Ultrastructural studies of human patient brains with prion disease have revealed the accumulation
of misfolded PrP within dystrophic neurites inside endolysosomes. Other complex structures co-
exist within these dystrophies and are now considered common features of prion pathologies,
including autophagic vacuole-like membrane-bound organelles, lysosomal electron-dense
bodies, and enlarged endolysosomes. The mechanisms leading to the formation of these
structures remain unknown. Our studies have identified an endolysosomal pathway in mammalian
neurons that we call axonal rapid endosomal sorting and transport-dependent aggregation
(ARESTA), that drives the formation of neurotoxic axonal aggregates of a misfolded mutant prion
protein (PrP) inside endo-membrane structures that we call “endoggresomes”. The long-term goal
of this proposal is to characterize the endocytic pathways that play a role in the pathophysiology
of prion diseases, Alzheimer’s disease, and of Alzheimer’s disease related dementias, that will
provide actionable targets for their pharmacological treatment.
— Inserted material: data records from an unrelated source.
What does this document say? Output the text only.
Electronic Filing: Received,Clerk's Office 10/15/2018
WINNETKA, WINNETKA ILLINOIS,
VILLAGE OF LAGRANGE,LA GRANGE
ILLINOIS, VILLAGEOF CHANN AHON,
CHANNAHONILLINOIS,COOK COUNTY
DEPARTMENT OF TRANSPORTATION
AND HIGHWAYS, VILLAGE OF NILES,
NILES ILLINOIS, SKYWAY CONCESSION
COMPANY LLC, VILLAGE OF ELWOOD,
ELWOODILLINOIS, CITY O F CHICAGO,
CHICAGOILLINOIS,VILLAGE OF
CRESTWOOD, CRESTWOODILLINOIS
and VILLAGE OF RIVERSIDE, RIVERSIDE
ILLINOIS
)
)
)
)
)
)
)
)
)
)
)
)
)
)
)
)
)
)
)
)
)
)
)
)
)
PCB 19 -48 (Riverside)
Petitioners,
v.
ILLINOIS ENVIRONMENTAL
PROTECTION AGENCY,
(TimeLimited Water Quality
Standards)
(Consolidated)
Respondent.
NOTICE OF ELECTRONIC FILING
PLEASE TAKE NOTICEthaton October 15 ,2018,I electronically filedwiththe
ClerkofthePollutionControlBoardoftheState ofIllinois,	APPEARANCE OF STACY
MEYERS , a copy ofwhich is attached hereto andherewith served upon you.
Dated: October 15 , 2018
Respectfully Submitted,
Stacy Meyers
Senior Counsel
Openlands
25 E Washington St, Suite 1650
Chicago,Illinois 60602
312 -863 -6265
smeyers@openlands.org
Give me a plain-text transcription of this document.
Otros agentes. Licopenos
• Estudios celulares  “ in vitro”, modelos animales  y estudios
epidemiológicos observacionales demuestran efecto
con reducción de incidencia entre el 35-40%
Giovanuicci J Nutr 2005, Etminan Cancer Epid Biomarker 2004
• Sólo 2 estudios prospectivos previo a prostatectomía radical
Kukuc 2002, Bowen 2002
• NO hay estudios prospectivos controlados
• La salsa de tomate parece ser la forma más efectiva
The objectives of this proposal are
(i) to determine the generality of the ARESTA pathway in formation of endoggresomes in axons
of neurons expressing various familial PrP mutations, and to characterize the molecular and
ultrastructural architecture of neurotoxic endoggresomes; (ii) to determine the mechanisms of
mutant PrP endoggresome-mediated axonal impairments; and (iii) to determine how the
endolysosomal ARESTA pathway modulates the formation of axonal mutant PrP aggregates in
vivo. The central hypotheses are (i) ARESTA drives the formation of endoggresomes in various
familial prion diseases by interactions with co-factors within endocytic routes; (ii) mutant PrP
endoggresome-induced pathologies act as axonotoxicity hubs that inhibit neuronal function by
impairing local axonal cytoskeletal-organelle interactions, and (iii) endolysosomal pathways
modulate the formation and pathology of mutant PrP aggregates in vivo. The proposed research
is innovative because it provides a conceptual framework for developing models that include novel
endolysosomal pathway-mediated mechanisms to explain how intra-axonal aggregates form and
impair neuronal function in the prionopathies. The proposed research is significant because it
identifies the endocytic pathway and specifically ARESTA and endoggresomes, as anti-
aggregation targets for therapies to inhibit aggregate formation and reverse related pathologies.
As amyloid-b peptides, tau, and most proteins that misfold in neurodegeneration transit within
endocytic routes at some point in their processing routes, our findings are expected to be relevant
to Alzheimer’s disease and Alzheimer’s disease related dementias.